CHINA - With limited access to arable land and transportation, opportunities are scarce in the shadow of the great project, Hu Yinan reports from Zigui in Hubei province.
For years, Wang Xiaoyun, 42, has not felt like venturing outside her hometown in central Hubei province. There is nowhere to go.
As she sits all day on a low stool in a roadside grocery store, she hopes for an occasional passer-by on her side of the deep Xiangxi River.
Wang fondly remembers when the river was so shallow that she could walk across it as an 11-year-old. But the landscape that gave rise to those memories is gone.
Guizhou town, the seat of Zigui county until 1998, was submerged in 2003 when the area behind the Three Gorges Dam became a lake. Zigui's new county seat, Maoping, is nearby, just west of the dam. About 100,000 people were relocated here (40,000 from Guizhou alone), and the Xiangxi River now runs about 15 meters deep.
Very few among those who moved to higher ground north of the river bother to take one of the 10 daily ferries south to Maoping, about a 10-minute ride. For them, Zigui, which boasts 3,200 years of history and is the site of Qu Yuan's (one of China's greatest poets) suicide, the event behind Monday's Dragon Boat Festival, is no longer the same.
The Three Gorges Dam, the world's largest hydroelectric project, covers 20 districts and counties along the Yangtze River and affects a population of 29.4 million.

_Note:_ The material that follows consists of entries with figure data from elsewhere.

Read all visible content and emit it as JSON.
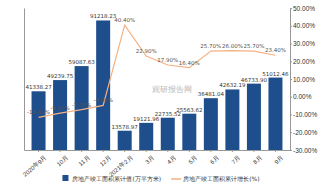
{
  "chart_data": {
    "type": "bar",
    "categories": [
      "2020年9月",
      "10月",
      "11月",
      "12月",
      "2021年2月",
      "3月",
      "4月",
      "5月",
      "6月",
      "7月",
      "8月",
      "9月"
    ],
    "series": [
      {
        "name": "房地产竣工面积累计值(万平方米)",
        "type": "bar",
        "color": "#1f4e8c",
        "values": [
          41338.27,
          49239.75,
          59087.63,
          91218.23,
          13578.97,
          19121.96,
          22735.52,
          25563.62,
          36481.04,
          42632.19,
          46733.9,
          51012.46
        ],
        "value_labels": [
          "41338.27",
          "49239.75",
          "59087.63",
          "91218.23",
          "13578.97",
          "19121.96",
          "22735.52",
          "25563.62",
          "36481.04",
          "42632.19",
          "46733.90",
          "51012.46"
        ]
      },
      {
        "name": "房地产竣工面积累计增长(%)",
        "type": "line",
        "axis": "y2",
        "color": "#f4b183",
        "values": [
          -11.6,
          -9.2,
          -7.3,
          -4.9,
          40.4,
          22.9,
          17.9,
          16.4,
          25.7,
          26,
          25.7,
          23.4
        ],
        "value_labels": [
          "-11.60%",
          "-9.20%",
          "-7.30%",
          "-4.90%",
          "40.40%",
          "22.90%",
          "17.90%",
          "16.40%",
          "25.70%",
          "26.00%",
          "25.70%",
          "23.40%"
        ]
      }
    ],
    "ylim": [
      0,
      100000
    ],
    "y2lim": [
      -30,
      50
    ],
    "y2ticks": [
      {
        "value": 50,
        "label": "50.00%"
      },
      {
        "value": 40,
        "label": "40.00%"
      },
      {
        "value": 30,
        "label": "30.00%"
      },
      {
        "value": 20,
        "label": "20.00%"
      },
      {
        "value": 10,
        "label": "10.00%"
      },
      {
        "value": 0,
        "label": "0.00%"
      },
      {
        "value": -10,
        "label": "-10.00%"
      },
      {
        "value": -20,
        "label": "-20.00%"
      },
      {
        "value": -30,
        "label": "-30.00%"
      }
    ],
    "data_labels": true,
    "legend": "bottom",
    "annotations": [
      "观研报告网"
    ]
  }
}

This is a vulnerable crowd. Eleven of the localities were recognized by the State as "particularly poor" in 2002. The reservoir area's per capita GDP was only 40 per cent of the national average, according to the Chongqing Migration Bureau.
On May 18, the State Council, China's cabinet, announced for the first time that "problems that demand prompt solutions exist" in the project's resettlement of residents, ecological protection, and prevention and control of geological disasters. The project's follow-up plan says that by 2020, those resettled as a result of the dam should expect to live the average life of residents in Hubei province and Chongqing municipality, which the reservoir spans.
About 1.3 million people have been resettled since 1993, fewer than 20 per cent of them outside the reservoir area. The rest had to move to higher ground. The plots there are smaller and, because the slopes are unstable, most are ill suited to farming.
With limited access to arable land, compensation, preferential policies, education and transportation, many are still struggling in sheer poverty.
Idea dates to 1918
Debates about possible impacts of the dam on nature and the conditions of those who had lived in its footprint have been intense. But for a river that flooded in almost every decade in the 2,000 years of China's feudal history, most scientists agreed that something had to be done.
First proposed by Dr Sun Yat-sen in 1918, the idea of the Three Gorges Dam inspired generations of youths in the following decades. Designing the dam was once a career goal for Ma Ho-ling, father of Taiwan's current leader, Ma Ying-jeou. (The elder Ma instead became a senior cadre of the Kuomintang.)
The dam was to be jointly designed by Chinese and US experts as part of an agreement in 1946; US dam expert John Lucian Savage had already conducted field research. But the project was halted in May 1947 by the civil war and the dam's planning did not resume until 1955.